Are there far-right extremist groups in your neighborhood?

large group of violent protestors at the capitol building
Rioters clash with police trying to enter Capitol building through the front doors in Washington, DC on January 6, 2021. Rioters broke windows and breached the Capitol building in an attempt to overthrow the results of the 2020 election. Police used buttons and tear gas grenades to eventually disperse the crowd. Rioters used metal bars and tear gas as well against the police. Photo by Lev Radin/Sipa via AP Images

The House select committee investigating the Jan. 6 attacks on Tuesday played testimony from key witnesses inside the Trump White House about the former president’s role in influencing the mob that stormed the U.S. Capitol to disrupt the electoral count. 

The hearing—which was the committee’s seventh—focused on the period of time between the end of the 2020 election and the Jan. 6 insurrection, when Trump and his allies, failing in their efforts to overturn the election results, began to organize and even direct the dangerous mob to march to the Capitol building and resist Congress’ counting of electoral votes. 

The lawmakers showed how Trump himself assembled the group of his supporters, which included disparate far-right extremist and militia elements, such as the Proud Boys and the Oath Keepers, as well as other white nationalists. Lawmakers also documented how the former president ignored his own advisers to entertain a plan concocted by a group of outsiders to use national security assets to seize voting machines in the wake of his loss. 

U.S. Rep. Jamie Raskin, of Maryland, said that a Trump tweet sent a month before the attack served as a call to action, saying that it “electrified and galvanized his supporters, especially the dangerous extremists in the Oath Keepers, the Proud Boys and other racist and white nationalist groups spoiling for a fight against the government.”

Max Abrahms, terrorism expert and professor of political science, poses for a portrait at Northeastern University. Photo by Matthew Modoono/Northeastern University

Indeed, much has been said about the Oath Keepers and Proud Boys in recent months. But beyond the infamous invasion of the U.S. Capitol, just how broad is the threat posed by far-right extremism? 

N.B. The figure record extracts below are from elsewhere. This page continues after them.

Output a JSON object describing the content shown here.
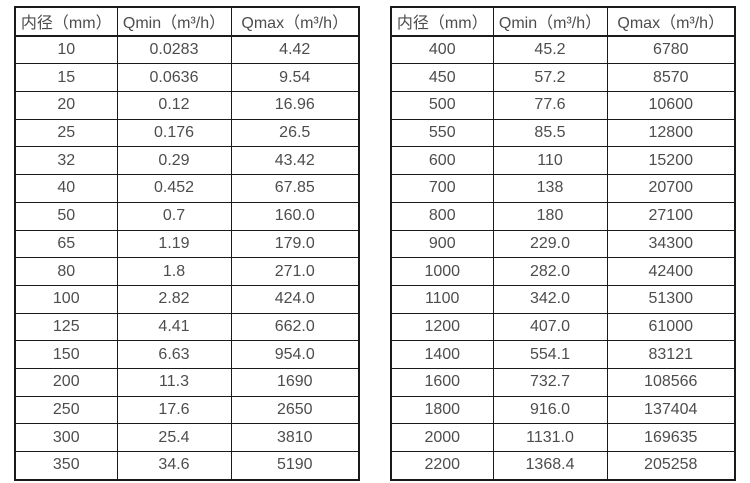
{
  "colors": {
    "background": "#ffffff",
    "border": "#1a1a1a",
    "text": "#4d4d4d"
  },
  "chart_data": [
    {
      "type": "table",
      "name": "small-diameter-flow-table",
      "columns": [
        "内径（mm）",
        "Qmin（m³/h）",
        "Qmax（m³/h）"
      ],
      "rows": [
        [
          "10",
          "0.0283",
          "4.42"
        ],
        [
          "15",
          "0.0636",
          "9.54"
        ],
        [
          "20",
          "0.12",
          "16.96"
        ],
        [
          "25",
          "0.176",
          "26.5"
        ],
        [
          "32",
          "0.29",
          "43.42"
        ],
        [
          "40",
          "0.452",
          "67.85"
        ],
        [
          "50",
          "0.7",
          "160.0"
        ],
        [
          "65",
          "1.19",
          "179.0"
        ],
        [
          "80",
          "1.8",
          "271.0"
        ],
        [
          "100",
          "2.82",
          "424.0"
        ],
        [
          "125",
          "4.41",
          "662.0"
        ],
        [
          "150",
          "6.63",
          "954.0"
        ],
        [
          "200",
          "11.3",
          "1690"
        ],
        [
          "250",
          "17.6",
          "2650"
        ],
        [
          "300",
          "25.4",
          "3810"
        ],
        [
          "350",
          "34.6",
          "5190"
        ]
      ]
    },
    {
      "type": "table",
      "name": "large-diameter-flow-table",
      "columns": [
        "内径（mm）",
        "Qmin（m³/h）",
        "Qmax（m³/h）"
      ],
      "rows": [
        [
          "400",
          "45.2",
          "6780"
        ],
        [
          "450",
          "57.2",
          "8570"
        ],
        [
          "500",
          "77.6",
          "10600"
        ],
        [
          "550",
          "85.5",
          "12800"
        ],
        [
          "600",
          "110",
          "15200"
        ],
        [
          "700",
          "138",
          "20700"
        ],
        [
          "800",
          "180",
          "27100"
        ],
        [
          "900",
          "229.0",
          "34300"
        ],
        [
          "1000",
          "282.0",
          "42400"
        ],
        [
          "1100",
          "342.0",
          "51300"
        ],
        [
          "1200",
          "407.0",
          "61000"
        ],
        [
          "1400",
          "554.1",
          "83121"
        ],
        [
          "1600",
          "732.7",
          "108566"
        ],
        [
          "1800",
          "916.0",
          "137404"
        ],
        [
          "2000",
          "1131.0",
          "169635"
        ],
        [
          "2200",
          "1368.4",
          "205258"
        ]
      ]
    }
  ]
}
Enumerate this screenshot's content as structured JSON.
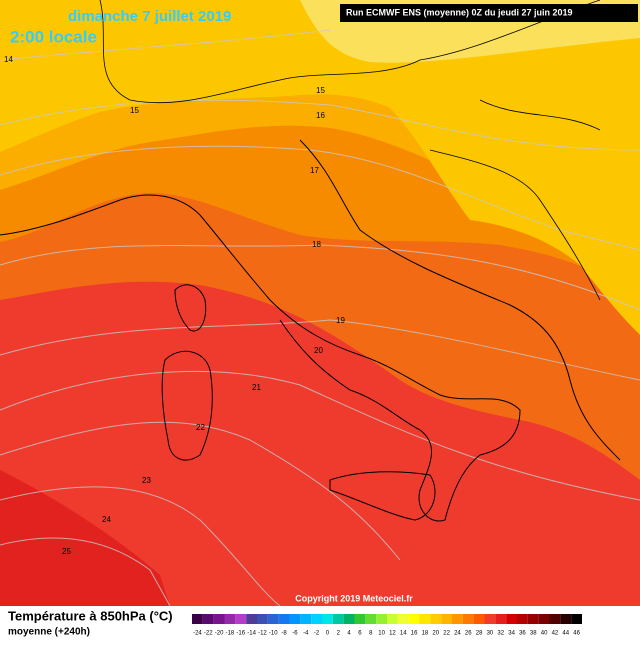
{
  "header": {
    "date": "dimanche 7 juillet 2019",
    "time": "2:00 locale",
    "run": "Run ECMWF ENS (moyenne) 0Z du jeudi 27 juin 2019"
  },
  "map": {
    "copyright": "Copyright 2019 Meteociel.fr",
    "contour_labels": [
      14,
      15,
      15,
      16,
      17,
      18,
      19,
      20,
      21,
      22,
      23,
      24,
      25
    ]
  },
  "legend": {
    "title": "Température à 850hPa (°C)",
    "subtitle": "moyenne   (+240h)",
    "scale": [
      -24,
      -22,
      -20,
      -18,
      -16,
      -14,
      -12,
      -10,
      -8,
      -6,
      -4,
      -2,
      0,
      2,
      4,
      6,
      8,
      10,
      12,
      14,
      16,
      18,
      20,
      22,
      24,
      26,
      28,
      30,
      32,
      34,
      36,
      38,
      40,
      42,
      44,
      46
    ],
    "colors": [
      "#3c0046",
      "#5a0a6e",
      "#78148c",
      "#9628aa",
      "#b43cc8",
      "#503c96",
      "#3c50b4",
      "#2864d2",
      "#1478f0",
      "#0096ff",
      "#00b4ff",
      "#00d2ff",
      "#00e6e6",
      "#00c8a0",
      "#00b464",
      "#32c832",
      "#64dc32",
      "#96f032",
      "#c8ff32",
      "#f0ff32",
      "#ffff00",
      "#ffe600",
      "#ffcc00",
      "#ffb400",
      "#ff9600",
      "#ff7800",
      "#ff5a00",
      "#f03c28",
      "#e61e1e",
      "#d20000",
      "#b40000",
      "#960000",
      "#780000",
      "#500000",
      "#280000",
      "#000000"
    ]
  }
}
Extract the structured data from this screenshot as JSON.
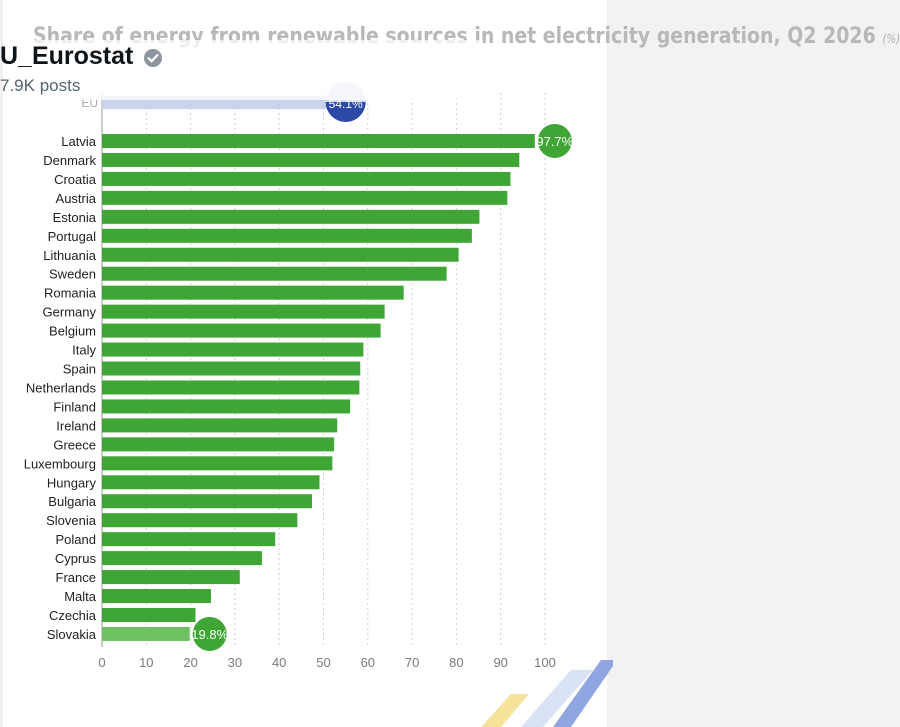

Far-right extremist groups have committed many violent attacks in the U.S., and are linked to 330 homicide incidents over the last 20 years, according to the Department of Homeland Security. There’s even some evidence, albeit more anecdotal, that far-right extremists have tried to recruit military personnel into their organizations. 

Many Democrats and Republicans alike denounced the Jan. 6 insurrection as an act of domestic terrorism.

“One could argue that some of the acts committed were acts of terrorism,” says Max Abrahms, associate professor of political science and an expert on terrorism and international security. 

Either way, the activities and tactics of right-wing extremist groups—broadly speaking—adhere closely to many academics’ definitions of terrorism, Abrahms says.  

“From 9/11 until Jan 6., the primary threat to the United States was seen to be coming from Jihadist terrorism,” Abrahms says. “I think that that has changed, particularly since Jan. 6, where the primary terrorism threat is now often, at least said to be, the far-right terrorism threat.”

A national survey of state law enforcement agencies in 2018 found that there was “significant concern about the activities of far-right extremist groups,” according to DHS. More states reported the presence of far-right militia groups (92%), neo-Nazis (89%), and racist skinheads (89%) within their constituencies and jurisdictions than Jihadi extremists (65%). 

Indeed, the majority of terrorist attacks and plots (57%) between 1994 and 2020 were perpetrated by “right-wing terrorists,” according to data compiled by the Center for Strategic and International Studies. Roughly 25% were committed by left-wing terrorists, 15% by religious terrorists, 3% by ethnonationalists and less than 1% by terrorists with other motives, the data shows. 

Abrahms says by continuing to document incidents of violence—by identifying perpetrators and fatalities—local, state and federal law enforcement officials can best assess the threat posed by violent extremists.  

“It’s certainly easier to quantify people’s actions than it is to quantify their thoughts,” Abrahms says.